貴族間の婚約は当事者一個人の好悪の感情だけでどうこう出来る問題ではなく、「他に好きな人が出来たから」とか「相手が気に入らないから」といった軽々しい理由だけで破棄出来ない。
婚約破棄ものに対する指摘を端的にまとめると、こんな感じになるでしょうか。
しかしそこに当事者一個人の好悪の感情だけではなく、その背後に派閥争いなどの権力闘争や権謀術数が蠢いていたならば、一気に説得力とリアリティが増してきますね。
自分は婚約破棄もので、「どうしてこいつは婚約破棄をしたか」「どうすれば婚約破棄するような状況になるか」を捏ねて、なんとかお話をいくつか書きました。
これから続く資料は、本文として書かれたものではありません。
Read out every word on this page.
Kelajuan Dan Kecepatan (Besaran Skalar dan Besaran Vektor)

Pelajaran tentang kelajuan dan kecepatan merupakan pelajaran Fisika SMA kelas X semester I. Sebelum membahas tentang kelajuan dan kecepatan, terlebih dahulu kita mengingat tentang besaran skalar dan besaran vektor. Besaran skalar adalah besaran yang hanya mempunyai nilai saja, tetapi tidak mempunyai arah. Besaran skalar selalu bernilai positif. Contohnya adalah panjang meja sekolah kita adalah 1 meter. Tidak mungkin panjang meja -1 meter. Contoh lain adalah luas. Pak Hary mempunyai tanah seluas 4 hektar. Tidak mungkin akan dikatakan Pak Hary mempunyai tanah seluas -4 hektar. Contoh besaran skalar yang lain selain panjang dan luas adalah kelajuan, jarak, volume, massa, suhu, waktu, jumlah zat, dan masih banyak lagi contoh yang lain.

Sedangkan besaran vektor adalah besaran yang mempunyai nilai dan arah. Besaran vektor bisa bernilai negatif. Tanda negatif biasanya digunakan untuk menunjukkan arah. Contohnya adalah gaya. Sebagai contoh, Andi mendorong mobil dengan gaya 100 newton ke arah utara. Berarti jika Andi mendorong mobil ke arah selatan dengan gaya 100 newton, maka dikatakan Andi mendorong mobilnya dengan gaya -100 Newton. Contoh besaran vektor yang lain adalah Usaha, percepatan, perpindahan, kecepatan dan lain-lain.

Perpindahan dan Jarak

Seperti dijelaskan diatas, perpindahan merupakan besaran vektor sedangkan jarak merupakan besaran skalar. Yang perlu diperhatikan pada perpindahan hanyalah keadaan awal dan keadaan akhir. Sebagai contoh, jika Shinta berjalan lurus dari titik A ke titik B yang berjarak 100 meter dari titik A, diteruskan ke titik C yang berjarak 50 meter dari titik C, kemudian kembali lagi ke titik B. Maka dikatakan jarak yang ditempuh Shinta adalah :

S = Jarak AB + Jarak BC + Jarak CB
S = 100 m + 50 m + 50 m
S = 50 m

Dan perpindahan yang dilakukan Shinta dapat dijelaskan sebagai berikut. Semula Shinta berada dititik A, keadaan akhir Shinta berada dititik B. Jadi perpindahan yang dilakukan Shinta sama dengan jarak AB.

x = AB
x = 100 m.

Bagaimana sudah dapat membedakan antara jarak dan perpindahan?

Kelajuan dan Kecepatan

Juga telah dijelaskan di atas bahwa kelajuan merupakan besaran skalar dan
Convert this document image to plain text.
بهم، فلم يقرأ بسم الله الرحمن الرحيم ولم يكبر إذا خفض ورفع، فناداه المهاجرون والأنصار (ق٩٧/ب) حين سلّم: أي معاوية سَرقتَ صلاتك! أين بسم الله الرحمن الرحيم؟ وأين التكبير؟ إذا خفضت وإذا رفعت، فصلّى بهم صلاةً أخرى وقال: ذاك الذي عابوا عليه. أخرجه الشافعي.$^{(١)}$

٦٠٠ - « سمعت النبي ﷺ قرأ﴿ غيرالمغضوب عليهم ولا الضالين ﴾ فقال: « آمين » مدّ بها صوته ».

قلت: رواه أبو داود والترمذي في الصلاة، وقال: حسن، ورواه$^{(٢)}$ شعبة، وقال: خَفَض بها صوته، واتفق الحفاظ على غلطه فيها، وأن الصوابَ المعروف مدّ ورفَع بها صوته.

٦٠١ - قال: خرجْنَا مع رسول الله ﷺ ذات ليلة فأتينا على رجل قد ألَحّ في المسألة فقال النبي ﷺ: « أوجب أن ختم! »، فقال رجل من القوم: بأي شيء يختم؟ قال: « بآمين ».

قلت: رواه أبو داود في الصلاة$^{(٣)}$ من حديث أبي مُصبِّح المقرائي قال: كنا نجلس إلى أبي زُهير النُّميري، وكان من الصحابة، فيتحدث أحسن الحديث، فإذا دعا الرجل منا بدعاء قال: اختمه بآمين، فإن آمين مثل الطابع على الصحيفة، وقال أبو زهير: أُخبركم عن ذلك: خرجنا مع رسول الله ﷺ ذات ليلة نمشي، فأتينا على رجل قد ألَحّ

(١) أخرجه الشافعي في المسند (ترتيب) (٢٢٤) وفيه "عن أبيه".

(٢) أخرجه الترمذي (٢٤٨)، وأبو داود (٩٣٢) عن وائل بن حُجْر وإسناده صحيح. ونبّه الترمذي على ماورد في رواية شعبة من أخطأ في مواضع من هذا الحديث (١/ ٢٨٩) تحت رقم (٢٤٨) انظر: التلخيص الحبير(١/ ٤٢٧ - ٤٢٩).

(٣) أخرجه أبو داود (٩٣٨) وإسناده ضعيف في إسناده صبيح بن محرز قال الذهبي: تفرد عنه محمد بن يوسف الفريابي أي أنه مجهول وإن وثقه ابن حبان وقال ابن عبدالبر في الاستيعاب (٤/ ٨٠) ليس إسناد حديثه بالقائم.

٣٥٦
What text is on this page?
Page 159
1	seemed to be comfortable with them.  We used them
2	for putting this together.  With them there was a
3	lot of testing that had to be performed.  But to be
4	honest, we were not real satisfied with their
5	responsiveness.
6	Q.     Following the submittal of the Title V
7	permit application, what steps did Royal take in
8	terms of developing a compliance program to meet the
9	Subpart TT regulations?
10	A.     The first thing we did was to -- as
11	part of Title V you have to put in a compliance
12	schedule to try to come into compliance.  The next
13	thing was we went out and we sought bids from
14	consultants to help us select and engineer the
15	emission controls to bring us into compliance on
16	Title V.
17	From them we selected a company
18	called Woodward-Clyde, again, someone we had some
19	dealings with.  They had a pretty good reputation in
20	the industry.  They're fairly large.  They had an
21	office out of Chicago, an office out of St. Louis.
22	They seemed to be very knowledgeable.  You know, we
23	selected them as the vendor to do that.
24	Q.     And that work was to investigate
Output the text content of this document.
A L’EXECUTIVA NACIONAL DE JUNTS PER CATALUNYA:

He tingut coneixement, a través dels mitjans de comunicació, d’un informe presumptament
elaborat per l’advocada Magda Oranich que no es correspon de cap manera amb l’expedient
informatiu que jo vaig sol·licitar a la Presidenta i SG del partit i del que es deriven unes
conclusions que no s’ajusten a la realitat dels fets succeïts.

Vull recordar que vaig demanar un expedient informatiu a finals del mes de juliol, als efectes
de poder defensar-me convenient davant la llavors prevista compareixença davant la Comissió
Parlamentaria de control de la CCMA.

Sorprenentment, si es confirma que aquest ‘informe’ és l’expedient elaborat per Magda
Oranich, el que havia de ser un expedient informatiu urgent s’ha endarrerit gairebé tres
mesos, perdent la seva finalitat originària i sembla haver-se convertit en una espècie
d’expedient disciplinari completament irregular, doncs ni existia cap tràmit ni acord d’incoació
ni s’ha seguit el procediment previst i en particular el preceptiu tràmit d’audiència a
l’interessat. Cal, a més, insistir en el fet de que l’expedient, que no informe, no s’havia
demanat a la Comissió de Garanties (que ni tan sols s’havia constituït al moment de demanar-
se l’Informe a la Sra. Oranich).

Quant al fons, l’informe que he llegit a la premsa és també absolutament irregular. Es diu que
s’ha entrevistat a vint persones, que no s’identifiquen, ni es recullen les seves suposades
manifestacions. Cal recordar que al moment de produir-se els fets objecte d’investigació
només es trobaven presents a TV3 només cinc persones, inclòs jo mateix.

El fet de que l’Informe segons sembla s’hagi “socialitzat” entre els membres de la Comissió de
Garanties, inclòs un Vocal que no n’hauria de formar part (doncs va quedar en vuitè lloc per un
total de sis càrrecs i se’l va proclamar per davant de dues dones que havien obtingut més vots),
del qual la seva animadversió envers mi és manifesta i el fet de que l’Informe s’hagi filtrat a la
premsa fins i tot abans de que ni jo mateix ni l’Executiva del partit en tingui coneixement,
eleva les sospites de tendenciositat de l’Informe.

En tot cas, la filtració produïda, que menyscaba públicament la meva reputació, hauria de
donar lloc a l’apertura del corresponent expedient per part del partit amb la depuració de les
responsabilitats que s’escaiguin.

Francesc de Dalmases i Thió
お気に入りは、外部勢力を味方につけて王政に食い込もうとする悪役令嬢一派を自分もろとも斬首(首ちょんぱ)計画、を練った第二王子です。元々が(自分もろとも)殺す気なら、婚約破棄するよね、っとか当時は考えました。
婚約破棄関係のお話は、政治闘争と国内外の軍事関係が似合いますね。エッセイ、頷きながら読ませていただきました。
自分も婚約破棄物をよく書きます。
社会的背景が重要というのは御指摘の通りで。
ただその社会的背景によってはやむを得ない婚約破棄というのもありまして、その場合ざまぁは必要ないと考えるケースも多々あります。
王子がバカだからという理由のみの婚約破棄物が通用しなくなっている今、それでもまだまだいろんな派生型が登場すると思うと面白いですね。